The test statistic under the null hypothesis is
`$$ \begin{aligned} t&=\frac{r}{\sqrt{1-r^2}}\sqrt{n-2}\\ &= \frac{0.409}{\sqrt{1-0.409^2}}\sqrt{11 -2}\\ &= 1.345 \end{aligned} $$`

### Step 6 Decision (Traditional Approach)

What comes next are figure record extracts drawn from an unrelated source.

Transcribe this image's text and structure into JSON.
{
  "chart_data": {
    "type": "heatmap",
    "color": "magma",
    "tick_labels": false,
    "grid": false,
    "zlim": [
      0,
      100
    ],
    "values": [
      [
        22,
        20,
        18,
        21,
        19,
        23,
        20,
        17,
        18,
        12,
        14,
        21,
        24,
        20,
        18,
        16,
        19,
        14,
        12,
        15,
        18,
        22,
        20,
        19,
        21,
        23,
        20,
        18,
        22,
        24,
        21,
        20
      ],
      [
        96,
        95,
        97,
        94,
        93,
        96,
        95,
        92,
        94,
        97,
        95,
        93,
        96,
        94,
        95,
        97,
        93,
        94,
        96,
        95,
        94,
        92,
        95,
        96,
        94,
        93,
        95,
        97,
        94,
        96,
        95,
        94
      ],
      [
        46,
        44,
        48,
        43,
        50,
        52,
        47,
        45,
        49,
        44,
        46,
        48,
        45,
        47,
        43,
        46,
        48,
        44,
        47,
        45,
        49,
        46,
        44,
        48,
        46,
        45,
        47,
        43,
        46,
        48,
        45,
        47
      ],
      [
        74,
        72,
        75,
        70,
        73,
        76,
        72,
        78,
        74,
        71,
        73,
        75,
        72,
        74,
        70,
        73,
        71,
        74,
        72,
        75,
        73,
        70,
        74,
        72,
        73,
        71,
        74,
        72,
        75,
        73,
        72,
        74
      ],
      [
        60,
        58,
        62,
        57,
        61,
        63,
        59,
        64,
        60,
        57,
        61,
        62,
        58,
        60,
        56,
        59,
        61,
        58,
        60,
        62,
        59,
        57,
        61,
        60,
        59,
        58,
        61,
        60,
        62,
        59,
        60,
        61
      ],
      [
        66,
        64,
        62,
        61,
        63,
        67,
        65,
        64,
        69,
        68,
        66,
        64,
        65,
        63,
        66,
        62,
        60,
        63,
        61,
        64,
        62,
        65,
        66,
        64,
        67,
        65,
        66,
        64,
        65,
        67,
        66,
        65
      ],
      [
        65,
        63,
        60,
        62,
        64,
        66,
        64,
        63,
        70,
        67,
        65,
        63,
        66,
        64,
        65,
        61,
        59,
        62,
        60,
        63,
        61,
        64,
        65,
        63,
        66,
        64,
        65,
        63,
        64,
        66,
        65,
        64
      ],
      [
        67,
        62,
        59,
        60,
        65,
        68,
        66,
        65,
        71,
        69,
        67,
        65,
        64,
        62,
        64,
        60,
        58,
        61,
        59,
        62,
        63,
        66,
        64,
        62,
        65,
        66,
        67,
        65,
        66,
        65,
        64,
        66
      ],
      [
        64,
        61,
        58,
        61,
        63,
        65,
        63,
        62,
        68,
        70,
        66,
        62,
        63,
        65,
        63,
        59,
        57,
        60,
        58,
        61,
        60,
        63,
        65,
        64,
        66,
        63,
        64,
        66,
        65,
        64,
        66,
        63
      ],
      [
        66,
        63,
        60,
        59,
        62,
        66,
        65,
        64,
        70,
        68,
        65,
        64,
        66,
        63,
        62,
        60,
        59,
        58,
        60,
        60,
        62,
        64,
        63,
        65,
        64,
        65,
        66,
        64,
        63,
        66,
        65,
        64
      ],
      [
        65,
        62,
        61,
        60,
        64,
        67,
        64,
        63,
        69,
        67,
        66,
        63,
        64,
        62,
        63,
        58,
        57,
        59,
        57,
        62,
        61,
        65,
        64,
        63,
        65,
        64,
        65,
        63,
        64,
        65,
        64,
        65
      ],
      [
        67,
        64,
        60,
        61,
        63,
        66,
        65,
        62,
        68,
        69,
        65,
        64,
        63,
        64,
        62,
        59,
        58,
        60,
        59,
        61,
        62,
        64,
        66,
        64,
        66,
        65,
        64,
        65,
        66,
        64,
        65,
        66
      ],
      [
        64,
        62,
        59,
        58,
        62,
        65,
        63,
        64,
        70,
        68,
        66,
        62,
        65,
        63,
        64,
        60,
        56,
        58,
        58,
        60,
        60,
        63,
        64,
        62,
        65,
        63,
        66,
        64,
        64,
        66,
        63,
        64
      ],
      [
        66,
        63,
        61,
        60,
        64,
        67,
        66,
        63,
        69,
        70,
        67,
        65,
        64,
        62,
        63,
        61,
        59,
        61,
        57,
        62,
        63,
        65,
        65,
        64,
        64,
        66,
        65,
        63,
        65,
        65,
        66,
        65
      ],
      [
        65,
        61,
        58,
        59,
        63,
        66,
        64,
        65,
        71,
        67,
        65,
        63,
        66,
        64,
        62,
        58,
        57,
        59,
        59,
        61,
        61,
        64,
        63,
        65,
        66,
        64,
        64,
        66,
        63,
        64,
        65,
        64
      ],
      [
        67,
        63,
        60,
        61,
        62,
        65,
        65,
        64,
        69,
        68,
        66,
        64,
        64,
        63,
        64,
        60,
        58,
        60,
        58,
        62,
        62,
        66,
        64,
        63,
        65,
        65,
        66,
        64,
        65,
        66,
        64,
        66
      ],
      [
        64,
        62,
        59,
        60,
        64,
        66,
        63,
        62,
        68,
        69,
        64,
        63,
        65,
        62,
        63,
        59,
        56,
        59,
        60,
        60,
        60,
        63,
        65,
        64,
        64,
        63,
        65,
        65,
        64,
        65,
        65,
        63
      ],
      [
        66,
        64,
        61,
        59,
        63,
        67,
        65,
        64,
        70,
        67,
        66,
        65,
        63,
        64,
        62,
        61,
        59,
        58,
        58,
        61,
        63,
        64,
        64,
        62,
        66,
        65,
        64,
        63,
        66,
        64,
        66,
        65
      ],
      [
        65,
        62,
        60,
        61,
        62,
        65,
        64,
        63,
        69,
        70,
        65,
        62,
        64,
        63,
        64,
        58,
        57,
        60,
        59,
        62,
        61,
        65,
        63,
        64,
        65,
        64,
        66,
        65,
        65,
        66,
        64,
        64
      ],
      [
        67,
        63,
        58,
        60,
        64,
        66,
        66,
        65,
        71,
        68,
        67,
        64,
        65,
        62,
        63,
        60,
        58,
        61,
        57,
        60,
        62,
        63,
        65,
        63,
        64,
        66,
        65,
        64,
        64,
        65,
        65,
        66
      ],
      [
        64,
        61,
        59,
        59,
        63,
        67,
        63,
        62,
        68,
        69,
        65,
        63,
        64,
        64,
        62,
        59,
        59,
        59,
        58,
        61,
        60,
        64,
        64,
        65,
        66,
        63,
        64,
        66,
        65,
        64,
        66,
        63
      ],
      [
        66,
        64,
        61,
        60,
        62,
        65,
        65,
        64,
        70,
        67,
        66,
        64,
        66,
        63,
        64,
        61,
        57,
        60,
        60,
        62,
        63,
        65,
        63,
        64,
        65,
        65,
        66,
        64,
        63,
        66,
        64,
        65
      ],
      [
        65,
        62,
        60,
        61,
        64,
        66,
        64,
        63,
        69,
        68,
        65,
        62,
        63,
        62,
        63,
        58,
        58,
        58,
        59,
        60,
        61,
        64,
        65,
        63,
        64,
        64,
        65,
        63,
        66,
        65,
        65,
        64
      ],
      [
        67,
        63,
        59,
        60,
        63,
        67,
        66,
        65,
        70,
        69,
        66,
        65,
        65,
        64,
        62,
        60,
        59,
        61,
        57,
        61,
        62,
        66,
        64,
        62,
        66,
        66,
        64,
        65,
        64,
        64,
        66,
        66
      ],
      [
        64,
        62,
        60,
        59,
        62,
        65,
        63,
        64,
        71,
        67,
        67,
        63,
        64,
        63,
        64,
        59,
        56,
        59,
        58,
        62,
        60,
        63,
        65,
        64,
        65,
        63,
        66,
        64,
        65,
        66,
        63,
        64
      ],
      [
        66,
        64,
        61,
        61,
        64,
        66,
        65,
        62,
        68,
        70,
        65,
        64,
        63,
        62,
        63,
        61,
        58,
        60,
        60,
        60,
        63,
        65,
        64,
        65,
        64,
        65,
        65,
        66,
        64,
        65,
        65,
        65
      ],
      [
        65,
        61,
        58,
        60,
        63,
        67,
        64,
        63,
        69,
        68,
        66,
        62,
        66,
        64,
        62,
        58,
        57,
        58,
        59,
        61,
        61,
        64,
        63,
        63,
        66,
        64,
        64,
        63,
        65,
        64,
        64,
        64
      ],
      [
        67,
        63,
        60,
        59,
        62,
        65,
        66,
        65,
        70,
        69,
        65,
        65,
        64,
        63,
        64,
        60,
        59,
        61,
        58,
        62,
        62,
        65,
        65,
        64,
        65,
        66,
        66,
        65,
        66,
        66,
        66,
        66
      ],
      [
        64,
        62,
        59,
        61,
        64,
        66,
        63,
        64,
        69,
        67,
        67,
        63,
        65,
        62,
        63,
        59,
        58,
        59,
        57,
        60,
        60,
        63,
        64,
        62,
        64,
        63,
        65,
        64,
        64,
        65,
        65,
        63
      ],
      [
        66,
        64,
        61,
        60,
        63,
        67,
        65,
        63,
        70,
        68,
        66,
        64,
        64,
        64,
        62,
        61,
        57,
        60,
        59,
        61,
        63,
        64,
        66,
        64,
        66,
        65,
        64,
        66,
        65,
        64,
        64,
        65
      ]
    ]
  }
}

The test statistic is $t =1.345$ which falls $\text{outside}$ the critical region, we $\text{fail to reject}$ the null hypothesis.

OR

### Step 6 Decision ($p$-value Approach)

This is a $\text{two-tailed}$ test, so the p-value is the twice the area to the right of the test statistic ($t=1.345$) is p-value = $0.2117$.

The p-value is $0.2117$ which is $\text{greater than}$ the significance level of $\alpha = 0.01$, we $\text{fail to reject}$ the null hypothesis.

### Interpretation

There is insufficient evidence to conclude that there is a significant linear relationship between hours studied and examination score because the correlation coefficient between $x$ and $y$ is not significantly different from zero.